Os dois parágrafos acima foram extraídos do release que me foi enviado, e sintetizam o enredo de "Cozinha e dependências", dos mesmos autores de "Um dia como os outros": Agnès Jaoui e Jean-Pierre Bacri. Os dois espetáculos estão sendo exibidos no Teatro Poeira, sob a mesma direção (Bianca Byington e Leonardo Netto) e com o mesmo elenco, exceção feita a Analu Prestes, que só participa de "Um dia como os outros": Bianca Byington (Martine), Márcio Vito (Jacques), Kiko Mascarenhas (Georges), Silvia Buarque (Charlotte) e Leandro Castilho (Fred), cabendo registrar que os personagens Marilyn, o marido de Charlotte e o apresentador de TV não aparecem na cena, sendo apenas mencionados.

Ao contrário da peça já analisada, e ainda que contendo algumas passagens engraçadas, nesta o clima é bem mais dramático, e os desencontros, mágoas e agressividades predominam. Jacques e Martine, por exemplo, formam um casal que, se um dia se amaram, no momento apenas se suportam; ele, sempre irascível, destemperado e rígido; ela, completamente perdida em seu presente, desejando conferir um novo rumo à sua existência, mas sem a indispensável determinação para materializá-lo.

Georges, o intelectual deprimido, como já foi dito, é um personagem tipicamente francês - posso estar enganado, mas de uma maneira geral os intelectuais franceses, bem sucedidos ou não, nutrem fervorosa paixão pela melancolia, o que equivale a dizer que flertam muito mais com a morte do que com a vida. Quanto a Charlotte, pessimamente casada com um homem poderoso, tenta inutilmente compensar o vazio desta relação mantendo um caso. E no tocante a Fred, este é o único que escapa à tensão generalizada, em função de sua personalidade totalmente irresponsável e inconseqüente.

Bem escrito, contendo ótimos personagens e levantando pertinentes questões sobre alguns temas já mencionados, "Cozinha e dependências" recebeu segura versão de Bianca Byington e Leonardo Netto. Mas o grande destaque fica por conta da capacidade dos intérpretes de encarnar, de forma irrepreensível, personagens completamente diferentes dos que interpretaram em "Um dia como os outros". Ou seja: só fazem ratificar minha crença absoluta de que nossos atores nada ficam a dever àqueles que, por terem nascido em países do Primeiro Mundo, adquirem uma visibilidade e um prestígio que os nossos também teriam nas mesmas condições.
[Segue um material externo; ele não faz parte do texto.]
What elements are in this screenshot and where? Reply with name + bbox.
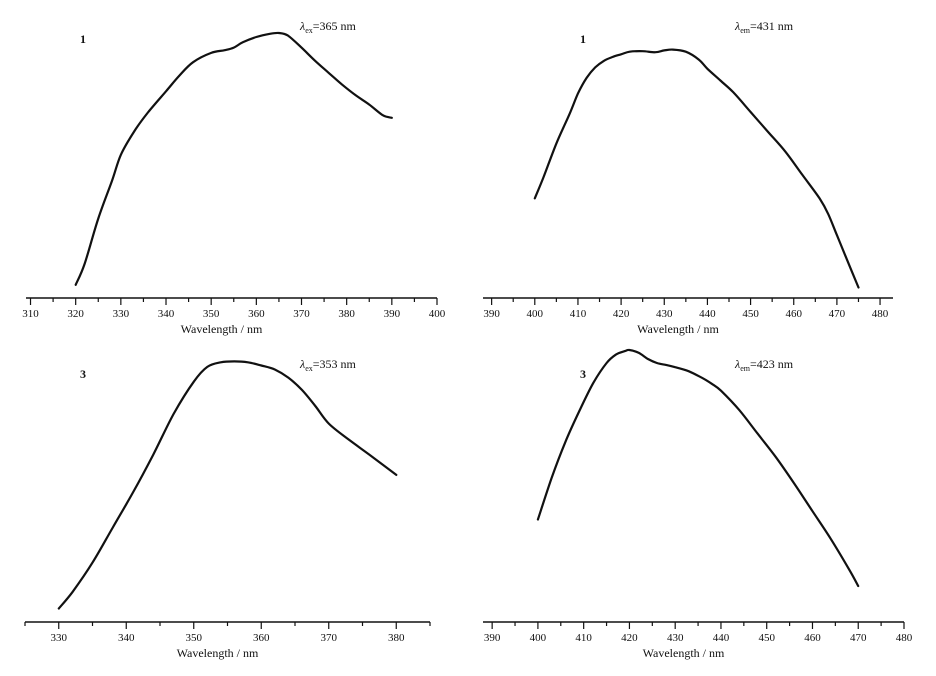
- x-tick-label: 400: [429, 308, 446, 320]
- x-tick-label: 430: [667, 632, 684, 644]
- x-tick-label: 310: [22, 308, 39, 320]
- chart-panel-3: 330 340 350 360 370 380 Wavelength / nm 3 λex=35…: [24, 357, 431, 660]
- lambda-symbol: λ: [734, 19, 740, 33]
- x-tick-label: 480: [872, 308, 889, 320]
- x-tick-label: 360: [253, 632, 270, 644]
- panel-label: 3: [80, 367, 86, 381]
- x-tick-label: 360: [248, 308, 265, 320]
- x-tick-label: 370: [293, 308, 310, 320]
- chart-panel-1: 310 320 330 340 350 360 370 380 390 400 Wavelength…: [22, 19, 445, 336]
- x-tick-label: 320: [67, 308, 84, 320]
- x-tick-label: 380: [388, 632, 405, 644]
- x-tick-label: 340: [158, 308, 175, 320]
- x-tick-label: 350: [203, 308, 220, 320]
- spectrum-curve: [57, 360, 398, 610]
- x-tick-label: 450: [758, 632, 775, 644]
- x-tick-label: 410: [570, 308, 587, 320]
- annotation-value: =353 nm: [313, 357, 357, 371]
- wavelength-annotation: λex=353 nm: [299, 357, 357, 373]
- x-tick-label: 380: [338, 308, 355, 320]
- x-axis-label: Wavelength / nm: [177, 646, 259, 660]
- wavelength-annotation: λem=431 nm: [734, 19, 794, 35]
- annotation-value: =365 nm: [313, 19, 357, 33]
- x-tick-label: 470: [829, 308, 846, 320]
- lambda-symbol: λ: [299, 19, 305, 33]
- x-tick-label: 420: [621, 632, 638, 644]
- spectrum-curve: [536, 348, 860, 588]
- x-tick-label: 340: [118, 632, 135, 644]
- x-tick-label: 480: [896, 632, 913, 644]
- x-tick-label: 420: [613, 308, 630, 320]
- x-axis-label: Wavelength / nm: [181, 322, 263, 336]
- x-tick-label: 330: [51, 632, 68, 644]
- x-tick-label: 440: [699, 308, 716, 320]
- chart-panel-4: 390 400 410 420 430 440 450 460 470 480 Wavelength…: [483, 348, 913, 660]
- x-tick-label: 370: [321, 632, 338, 644]
- annotation-value: =431 nm: [750, 19, 794, 33]
- lambda-symbol: λ: [299, 357, 305, 371]
- spectrum-curve: [74, 31, 393, 286]
- x-tick-label: 470: [850, 632, 867, 644]
- panel-label: 1: [80, 32, 86, 46]
- x-axis-label: Wavelength / nm: [643, 646, 725, 660]
- panel-label: 3: [580, 367, 586, 381]
- x-tick-label: 460: [804, 632, 821, 644]
- annotation-subscript: ex: [305, 364, 313, 373]
- x-tick-label: 390: [484, 632, 501, 644]
- annotation-subscript: em: [740, 26, 751, 35]
- x-tick-label: 430: [656, 308, 673, 320]
- x-tick-label: 450: [742, 308, 759, 320]
- x-tick-label: 350: [186, 632, 203, 644]
- x-tick-label: 440: [713, 632, 730, 644]
- lambda-symbol: λ: [734, 357, 740, 371]
- x-tick-label: 410: [575, 632, 592, 644]
- spectrum-curve: [533, 48, 860, 289]
- wavelength-annotation: λex=365 nm: [299, 19, 357, 35]
- annotation-value: =423 nm: [750, 357, 794, 371]
- x-tick-label: 400: [527, 308, 544, 320]
- x-axis-label: Wavelength / nm: [637, 322, 719, 336]
- x-tick-label: 390: [384, 308, 401, 320]
- x-tick-label: 390: [483, 308, 500, 320]
- panel-label: 1: [580, 32, 586, 46]
- x-tick-label: 460: [785, 308, 802, 320]
- annotation-subscript: em: [740, 364, 751, 373]
- wavelength-annotation: λem=423 nm: [734, 357, 794, 373]
- annotation-subscript: ex: [305, 26, 313, 35]
- x-tick-label: 330: [113, 308, 130, 320]
- x-tick-label: 400: [530, 632, 547, 644]
- chart-panel-2: 390 400 410 420 430 440 450 460 470 480 Wavelength…: [483, 19, 893, 336]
Na equipe técnica, Emília Duncan criou novos figurinos que, a exemplo dos anteriores, estão em plena consonância com a personalidade e condição social dos personagens. E valendo-se praticamente dos mesmos elementos cenográficos, Marcelo Lipiani e Lidia Kosovski criaram uma ambientação em total sintonia com o contexto. Paulo César Medeiros ilumina a cena com sensibilidade e Leonardo Netto responde por uma trilha sonora eficiente, cabendo também destacar a fluência da tradução de Bianca Byington e Bárbara Duvivier.

COZINHA E DEPENDÊNCIAS - Texto de Agnès Jaoui e Jean-Pierre Bacri. Direção de Bianca Byington e Leonardo Netto. Com Bianca Byington, Leandro Castilho, Kiko Mascarenhas, Silvia Buarque e Márcio Vito. Teatro Poeira. Quinta, 21h. Sábado e domingo, 19h30.